Redefining the Liberal-Conservative Spectrum
Yeah, there are already dozens of ways of painting the political ideological spectrum. Many are interesting, but most also raise further questions, such as why does it look such, and how can they resolve apparent contractions within each polar ideology.
And contradictions there are, as flagged by Jost et al. (2003):
We now take it for granted in the United States that political conservatives tend to be for law and order but not gun control, against welfare but generous to corporations, protective of cultural traditions but antagonistic toward contemporary art and music, and wary of government but eager to weaken the separation of church and state. They are committed to freedom and individualism but perennially opposed to extending rights and liberties to disadvantaged minorities, especially gay men and lesbians and others who blur traditional boundaries. There is no obvious political thread that runs through these diverse positions (or through their liberal counterparts) and no logical principle that renders them all consistent.
I’d like to suggest that none of these existing approaches is the most parsimonious nor the most powerfully explanatory when it comes to defining the key variable in political ideology. And many have trouble with the contradictions mentioned above.
I’ve already mentioned my fondness (with reservations) of George Lakoff’s nation-as-a-family metaphor account of liberalism and conservatism – with liberals adopting a nurturant parent metaphor and conservatives a strict father metaphor. But even if that account contains a nugget of truth, it doesn’t explain why these two metaphors consistently emerge to characterise the ideological poles.
So, I’d like to propose a new one-dimensional spectrum simply based around a difference in worldview concerning whether the world is a safe or dangerous place.
Conservatives see the world as a dangerous and threatening place, and conservative ideology is designed to respond effectively to such a world. Closer social cohesion, stronger leadership and loyalty, more regulation of behaviour and an emphasis on conformity, stronger emphasis on defence and nationalism, more suspicion of outsiders, even greater economic freedom under the guise of a dog-eat-dog world where the strong deserve to survive.
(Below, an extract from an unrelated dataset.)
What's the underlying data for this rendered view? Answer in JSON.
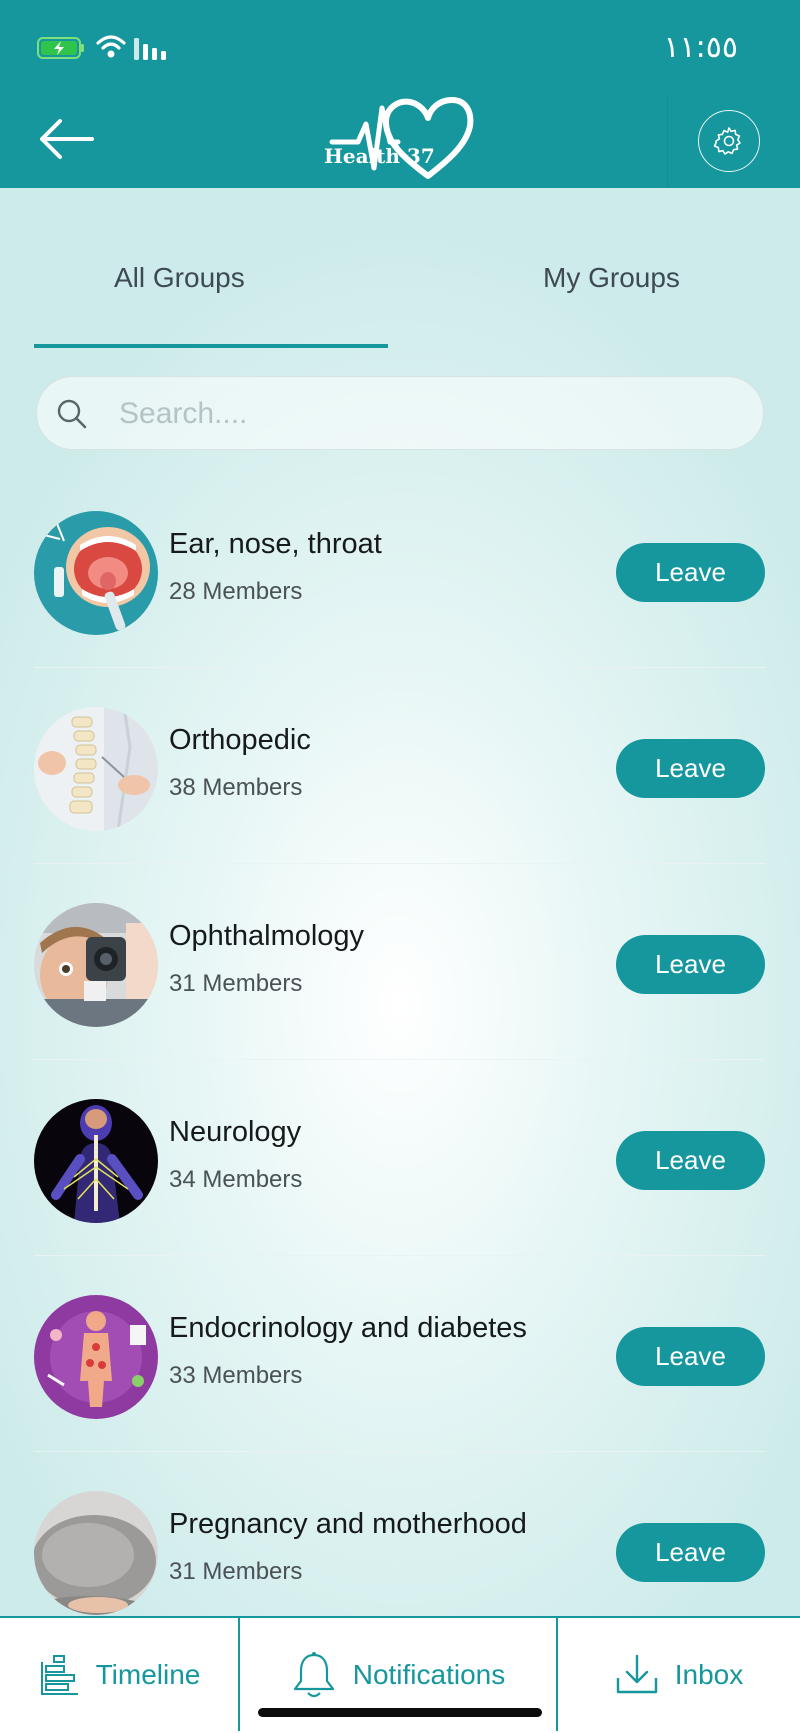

Liberals see the world as a (relatively) safe place, and liberal ideology is designed to maximise social interaction and mutually beneficial cooperation as widely as possible in such a world. More tolerance, more individual freedom to behave and interact however one pleases, more concern for equality, more emphasis on reciprocity and preventing harm, more openness to other cultures and peoples etc.
Other elements of both ideologies are related to this core assumption about the world. Conservatives assume that people are essentially bad, and that it takes self-discipline to be good. They also take a ‘law of the jungle’ or Social Darwinist view of the world, seeing it as a meritocracy where the strongest and most enterprising survive.
Liberals assume people are essentially good, and that it’s environment and circumstances that cause bad behaviour. They also see the world as being more benign in general, but one’s success or failure is more a matter of luck than ability.
Also, if people are artificially primed with one or the other worldview – safe or dangerous world – they will tend to lean in one or the other ideological direction. However, when information about the world is incomplete or ambiguous, individual differences in worldview, fueled by individual differences in personality and psychology, lead to a diversity of attitudes about the world, and about which ideology is best (Mitchell and Tetlock, 2009*).
Ideologies don’t only offer a solution as to how to live in a safe/dangerous world, they reinforce the worldview on which they’re premised. This has a tendency to galvanize each ideological position on many people (see my post from the other day).
Greater social, geographic and now information mobility also enables individuals to seek out environments that reinforce their worldview, such as by living in communities with people of similar attitudes, having friends of a similar worldview persuasion, and accessing information sources, such as news and entertainment media, that share and reinforce their worldview.
I really think the safe world-dangerous world dimension might capture a tremendous amount of the difference between liberalism and conservatism, with the corresponding political ideologies emerging over time as abstract theoretical constructs that satisfy these two broad worldviews.
The big question is: is the world actually safe or dangerous?
In the developed world, it’s largely considerably safer than many people might assume, particularly conservatives.
If this is the case, and if conservatism is not the best strategy to employ in such an environment, then it’s crucial that liberals embark on a program to change the perception of people to more closely correspond to reality, stressing that it is, indeed safer than they might assume.
This could begin to affect people’s worldviews and diminish the emotional and intuitive appeal of conservatism.
*Great paper, this. I actually first read it through feeling pretty underwhelmed, but by the time I reached the end, the implication really struck me – that worldview strongly influences political ideology (which I’ve known since reading Lakoff, but it clearly hadn’t really sunk in), and personality only influences ideology indirectly, as mentioned in the post from a couple of days back.
And, yes, these last few posts have all been along very similar lines. That’s because I’m writing the chapter of my thesis about political psychology right now so I’m, shall we say, balls deep in the literature, and have many separate, but closely related, ideas bursting forth daily. And I’m sharing them with you!